Ultimately, the opposite of demonisation is proactive inclusion and equity. By confronting how the logics of demonisation continue to manifest across society and in our workplaces – and by acting decisively to dismantle them – we honor those who suffered in the past and ensure a better future. We create organisations where no one needs to hide in fear, where difference is not merely tolerated but valued, and where everyone can contribute their fullest, free from the weight of oppression. That future is possible if we are fearless enough to build it.

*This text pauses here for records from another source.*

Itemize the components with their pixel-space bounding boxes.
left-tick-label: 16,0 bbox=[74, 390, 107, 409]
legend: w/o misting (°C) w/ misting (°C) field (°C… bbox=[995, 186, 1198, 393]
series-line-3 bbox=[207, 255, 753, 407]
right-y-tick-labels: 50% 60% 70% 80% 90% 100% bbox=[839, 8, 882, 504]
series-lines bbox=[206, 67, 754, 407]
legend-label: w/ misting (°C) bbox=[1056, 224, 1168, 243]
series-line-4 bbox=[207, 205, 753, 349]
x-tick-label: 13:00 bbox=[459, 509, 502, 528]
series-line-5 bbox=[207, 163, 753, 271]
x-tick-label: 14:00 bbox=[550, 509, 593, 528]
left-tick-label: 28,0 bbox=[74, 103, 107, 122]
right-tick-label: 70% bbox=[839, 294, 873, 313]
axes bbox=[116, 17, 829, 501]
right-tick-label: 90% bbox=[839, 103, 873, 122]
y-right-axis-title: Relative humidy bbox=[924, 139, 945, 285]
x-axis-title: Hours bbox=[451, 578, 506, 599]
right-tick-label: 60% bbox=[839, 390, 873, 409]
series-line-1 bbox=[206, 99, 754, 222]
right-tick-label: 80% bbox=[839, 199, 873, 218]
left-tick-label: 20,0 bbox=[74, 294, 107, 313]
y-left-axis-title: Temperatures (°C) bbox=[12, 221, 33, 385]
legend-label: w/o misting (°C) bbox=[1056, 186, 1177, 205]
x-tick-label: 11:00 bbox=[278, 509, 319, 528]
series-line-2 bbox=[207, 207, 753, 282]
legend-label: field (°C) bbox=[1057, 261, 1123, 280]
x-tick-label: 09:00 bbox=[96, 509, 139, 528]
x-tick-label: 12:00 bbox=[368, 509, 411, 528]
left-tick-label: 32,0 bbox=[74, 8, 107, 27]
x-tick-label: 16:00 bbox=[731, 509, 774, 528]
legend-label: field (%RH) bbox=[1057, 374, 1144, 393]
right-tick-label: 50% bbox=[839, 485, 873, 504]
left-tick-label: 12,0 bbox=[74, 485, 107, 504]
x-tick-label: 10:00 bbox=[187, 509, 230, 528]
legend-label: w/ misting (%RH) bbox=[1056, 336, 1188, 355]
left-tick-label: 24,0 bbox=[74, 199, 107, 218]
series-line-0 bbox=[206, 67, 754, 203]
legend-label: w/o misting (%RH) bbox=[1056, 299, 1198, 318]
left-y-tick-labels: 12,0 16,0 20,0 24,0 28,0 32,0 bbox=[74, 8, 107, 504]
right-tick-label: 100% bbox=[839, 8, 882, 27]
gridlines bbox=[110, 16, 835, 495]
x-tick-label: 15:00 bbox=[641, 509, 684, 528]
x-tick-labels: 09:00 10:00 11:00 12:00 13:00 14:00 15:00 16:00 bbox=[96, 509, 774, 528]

The Lavender Scare is not just a distant historical injustice to remember with regret – it is a call to action. It reminds us that oppressive systems can be architected and sustained by ordinary people, but they can also be challenged and disrupted by ordinary people with courage and conviction. Let’s choose the latter. Let’s commit to uprooting heteosexism, cissexism, and all oppression from our organisations by attacking them holistically: the narratives, the structures, the silences that allow them to be maintained. In doing so, we answer the harm of the past with justice in the present. We ensure that our workplaces, and our society, move closer to the ideals of equity and liberation that so many – along lines of Race, Gender, Sexuality, and more – have fought to realise.
The charge is clear: build a world where no one is demonised for who they are. The work starts in our own organisations, and it starts now. Let us be fearless in this pursuit of futures where all can thrive.